Julie is bringing Matthew home next week!  WOOHOO – pink is such a wonderful color in the land of Guatemalan adoptions.  Thinking of her bringing her baby boy home has got me thinking of bringing Sabrina home someday – more the logistics than the warm fuzzy “she’s home” thing.  Steve and I have talked about whether or not we want to give her some Benedryl or Tylenol to help her sleep through the flight to save her, us and our fellow flyers a painful flight if she isn’t happy to be flying.  This has led me to compose my own (okay, not totally my own Shakespear via Hamlet might have thought of something along these lines first) soliloquy on the subject – and yes, it’s really quiet at work this week.

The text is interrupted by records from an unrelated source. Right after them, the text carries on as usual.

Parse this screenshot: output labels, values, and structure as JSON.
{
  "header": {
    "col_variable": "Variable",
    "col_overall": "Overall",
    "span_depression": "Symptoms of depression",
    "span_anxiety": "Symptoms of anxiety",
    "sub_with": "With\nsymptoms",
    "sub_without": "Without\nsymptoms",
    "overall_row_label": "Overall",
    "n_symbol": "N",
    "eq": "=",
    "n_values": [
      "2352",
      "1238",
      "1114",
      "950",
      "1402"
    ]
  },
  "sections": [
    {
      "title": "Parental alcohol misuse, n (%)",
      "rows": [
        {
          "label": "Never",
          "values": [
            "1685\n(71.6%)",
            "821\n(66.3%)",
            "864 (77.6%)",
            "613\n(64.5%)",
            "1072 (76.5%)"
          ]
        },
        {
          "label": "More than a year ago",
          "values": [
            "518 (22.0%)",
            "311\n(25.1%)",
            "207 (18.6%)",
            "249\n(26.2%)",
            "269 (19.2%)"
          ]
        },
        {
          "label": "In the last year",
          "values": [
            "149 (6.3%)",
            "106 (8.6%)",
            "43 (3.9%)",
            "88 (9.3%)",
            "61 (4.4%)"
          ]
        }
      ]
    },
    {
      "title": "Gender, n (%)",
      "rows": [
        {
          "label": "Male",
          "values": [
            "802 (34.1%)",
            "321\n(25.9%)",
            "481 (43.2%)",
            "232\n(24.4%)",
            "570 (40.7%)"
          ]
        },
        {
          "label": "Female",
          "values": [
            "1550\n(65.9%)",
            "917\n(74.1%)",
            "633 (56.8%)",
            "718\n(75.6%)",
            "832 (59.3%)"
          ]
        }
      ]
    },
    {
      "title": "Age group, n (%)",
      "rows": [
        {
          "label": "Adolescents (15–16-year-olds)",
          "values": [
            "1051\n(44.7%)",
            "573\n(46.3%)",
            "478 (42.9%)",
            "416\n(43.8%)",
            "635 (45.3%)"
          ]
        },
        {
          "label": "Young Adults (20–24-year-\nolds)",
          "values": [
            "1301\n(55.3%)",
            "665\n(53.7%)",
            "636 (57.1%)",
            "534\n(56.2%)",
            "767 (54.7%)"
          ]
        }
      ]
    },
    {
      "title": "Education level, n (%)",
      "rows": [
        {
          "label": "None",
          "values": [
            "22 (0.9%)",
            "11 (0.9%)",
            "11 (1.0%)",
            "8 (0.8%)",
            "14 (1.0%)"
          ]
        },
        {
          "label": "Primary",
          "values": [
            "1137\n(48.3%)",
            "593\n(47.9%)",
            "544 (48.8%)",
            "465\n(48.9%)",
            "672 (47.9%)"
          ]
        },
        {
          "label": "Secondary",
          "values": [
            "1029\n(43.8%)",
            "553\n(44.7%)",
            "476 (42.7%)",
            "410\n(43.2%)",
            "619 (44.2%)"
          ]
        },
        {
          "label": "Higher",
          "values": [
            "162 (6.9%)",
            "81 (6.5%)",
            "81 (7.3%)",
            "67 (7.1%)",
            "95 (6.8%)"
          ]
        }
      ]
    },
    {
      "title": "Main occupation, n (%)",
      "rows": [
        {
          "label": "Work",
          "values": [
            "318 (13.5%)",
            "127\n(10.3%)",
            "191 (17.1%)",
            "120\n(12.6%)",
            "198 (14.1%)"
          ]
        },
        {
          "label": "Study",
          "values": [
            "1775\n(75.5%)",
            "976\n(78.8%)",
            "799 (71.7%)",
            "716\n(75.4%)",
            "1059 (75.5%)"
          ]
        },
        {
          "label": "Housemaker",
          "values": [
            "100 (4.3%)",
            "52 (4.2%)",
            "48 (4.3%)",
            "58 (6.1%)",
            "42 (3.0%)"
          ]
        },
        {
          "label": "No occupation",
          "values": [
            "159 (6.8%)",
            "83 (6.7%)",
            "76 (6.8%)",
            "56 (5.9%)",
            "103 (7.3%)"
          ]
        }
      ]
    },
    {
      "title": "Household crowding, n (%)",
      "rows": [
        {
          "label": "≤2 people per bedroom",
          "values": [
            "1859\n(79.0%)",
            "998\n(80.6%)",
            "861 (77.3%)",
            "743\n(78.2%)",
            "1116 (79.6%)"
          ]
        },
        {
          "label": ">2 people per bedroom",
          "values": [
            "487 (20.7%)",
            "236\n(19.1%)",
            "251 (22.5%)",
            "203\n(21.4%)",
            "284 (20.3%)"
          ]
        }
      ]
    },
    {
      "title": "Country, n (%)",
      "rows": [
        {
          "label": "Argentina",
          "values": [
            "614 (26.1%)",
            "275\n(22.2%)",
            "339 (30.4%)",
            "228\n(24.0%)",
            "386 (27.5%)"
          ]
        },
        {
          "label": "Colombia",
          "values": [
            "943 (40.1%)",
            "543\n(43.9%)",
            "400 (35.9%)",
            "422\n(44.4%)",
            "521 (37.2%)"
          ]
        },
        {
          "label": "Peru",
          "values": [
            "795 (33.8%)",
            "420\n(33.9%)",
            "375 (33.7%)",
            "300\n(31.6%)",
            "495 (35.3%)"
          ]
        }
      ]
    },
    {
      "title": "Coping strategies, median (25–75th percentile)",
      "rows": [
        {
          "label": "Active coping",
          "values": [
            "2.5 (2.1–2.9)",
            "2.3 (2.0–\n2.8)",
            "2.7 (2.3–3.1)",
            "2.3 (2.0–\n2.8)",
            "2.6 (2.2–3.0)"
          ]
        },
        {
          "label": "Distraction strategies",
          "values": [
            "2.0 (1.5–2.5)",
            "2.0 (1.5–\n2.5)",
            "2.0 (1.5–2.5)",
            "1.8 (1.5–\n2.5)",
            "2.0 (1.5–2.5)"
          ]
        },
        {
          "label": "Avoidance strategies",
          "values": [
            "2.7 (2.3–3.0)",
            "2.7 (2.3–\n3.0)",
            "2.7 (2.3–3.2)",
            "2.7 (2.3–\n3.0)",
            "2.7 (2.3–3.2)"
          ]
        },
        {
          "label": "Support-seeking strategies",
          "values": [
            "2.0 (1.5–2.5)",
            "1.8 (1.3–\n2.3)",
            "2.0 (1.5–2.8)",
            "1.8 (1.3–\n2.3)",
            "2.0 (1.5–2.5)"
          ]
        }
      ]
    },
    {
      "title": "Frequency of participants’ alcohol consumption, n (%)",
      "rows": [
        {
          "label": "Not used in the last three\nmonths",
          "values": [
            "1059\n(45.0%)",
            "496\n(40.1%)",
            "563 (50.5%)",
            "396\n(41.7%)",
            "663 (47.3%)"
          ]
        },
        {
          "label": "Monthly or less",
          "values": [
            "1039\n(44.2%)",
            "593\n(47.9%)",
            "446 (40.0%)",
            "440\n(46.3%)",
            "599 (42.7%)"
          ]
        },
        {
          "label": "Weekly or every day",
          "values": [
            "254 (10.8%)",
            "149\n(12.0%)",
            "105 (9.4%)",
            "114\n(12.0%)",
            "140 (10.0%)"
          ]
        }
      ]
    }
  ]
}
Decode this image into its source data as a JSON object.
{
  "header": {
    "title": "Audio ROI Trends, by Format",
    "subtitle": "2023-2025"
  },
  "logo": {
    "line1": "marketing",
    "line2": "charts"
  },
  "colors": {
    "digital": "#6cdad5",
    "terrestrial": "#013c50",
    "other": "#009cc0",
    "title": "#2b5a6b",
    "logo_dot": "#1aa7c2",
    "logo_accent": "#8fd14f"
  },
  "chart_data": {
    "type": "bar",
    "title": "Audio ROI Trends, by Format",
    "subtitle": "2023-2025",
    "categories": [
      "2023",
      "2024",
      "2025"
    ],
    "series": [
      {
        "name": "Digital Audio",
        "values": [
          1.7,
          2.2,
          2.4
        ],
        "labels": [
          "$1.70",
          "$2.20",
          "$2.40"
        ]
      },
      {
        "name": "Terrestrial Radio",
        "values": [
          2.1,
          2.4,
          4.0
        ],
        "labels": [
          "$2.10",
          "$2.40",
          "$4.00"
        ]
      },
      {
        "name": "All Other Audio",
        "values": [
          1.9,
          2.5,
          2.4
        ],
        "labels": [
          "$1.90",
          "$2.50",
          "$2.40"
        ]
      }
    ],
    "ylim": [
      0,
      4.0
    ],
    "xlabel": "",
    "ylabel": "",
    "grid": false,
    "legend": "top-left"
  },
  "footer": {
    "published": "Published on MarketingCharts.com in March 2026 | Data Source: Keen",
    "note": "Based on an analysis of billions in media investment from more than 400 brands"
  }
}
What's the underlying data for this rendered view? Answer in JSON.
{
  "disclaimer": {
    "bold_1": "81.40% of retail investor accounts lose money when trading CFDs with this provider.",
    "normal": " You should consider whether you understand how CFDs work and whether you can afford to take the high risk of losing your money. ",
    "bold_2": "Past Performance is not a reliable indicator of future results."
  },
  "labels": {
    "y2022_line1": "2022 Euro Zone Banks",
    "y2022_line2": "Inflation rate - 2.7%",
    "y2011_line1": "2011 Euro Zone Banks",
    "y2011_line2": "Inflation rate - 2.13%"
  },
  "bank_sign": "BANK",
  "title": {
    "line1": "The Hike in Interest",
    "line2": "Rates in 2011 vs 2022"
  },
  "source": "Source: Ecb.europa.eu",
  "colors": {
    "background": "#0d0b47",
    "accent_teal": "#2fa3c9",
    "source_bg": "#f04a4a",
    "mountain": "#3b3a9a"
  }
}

To drug or not to drug…that is the question

Whether ‘tis nobler in the mind
To suffer the slings and arrows of fellow passengers
Or to take arms against a sea of disdain
And by opposing end them?  To drug; to sleep;
No more; and by a sleep to say we end
The crying, fussing and distress of the thousand natural shocks
That babies are prone to, ‘tis a peace and quiet
Devoutly to be wish’d.  To drug; to sleep;
To sleep perchance to dream: ay, there’s the rub;
For in that sleep of benedryl what judgment may come
When other parents hear that we’ve drugged our child
Into sleep through this flight: there’s no respect
For taking the easy way out of that calamity;
For we shall bear the whips and scorn of self righteous
Parents, the proud oppressor’s, and experience
The pangs of guilt over drug not needed but given to spare
Ourselves and the insolent fellow passengers hours of crying.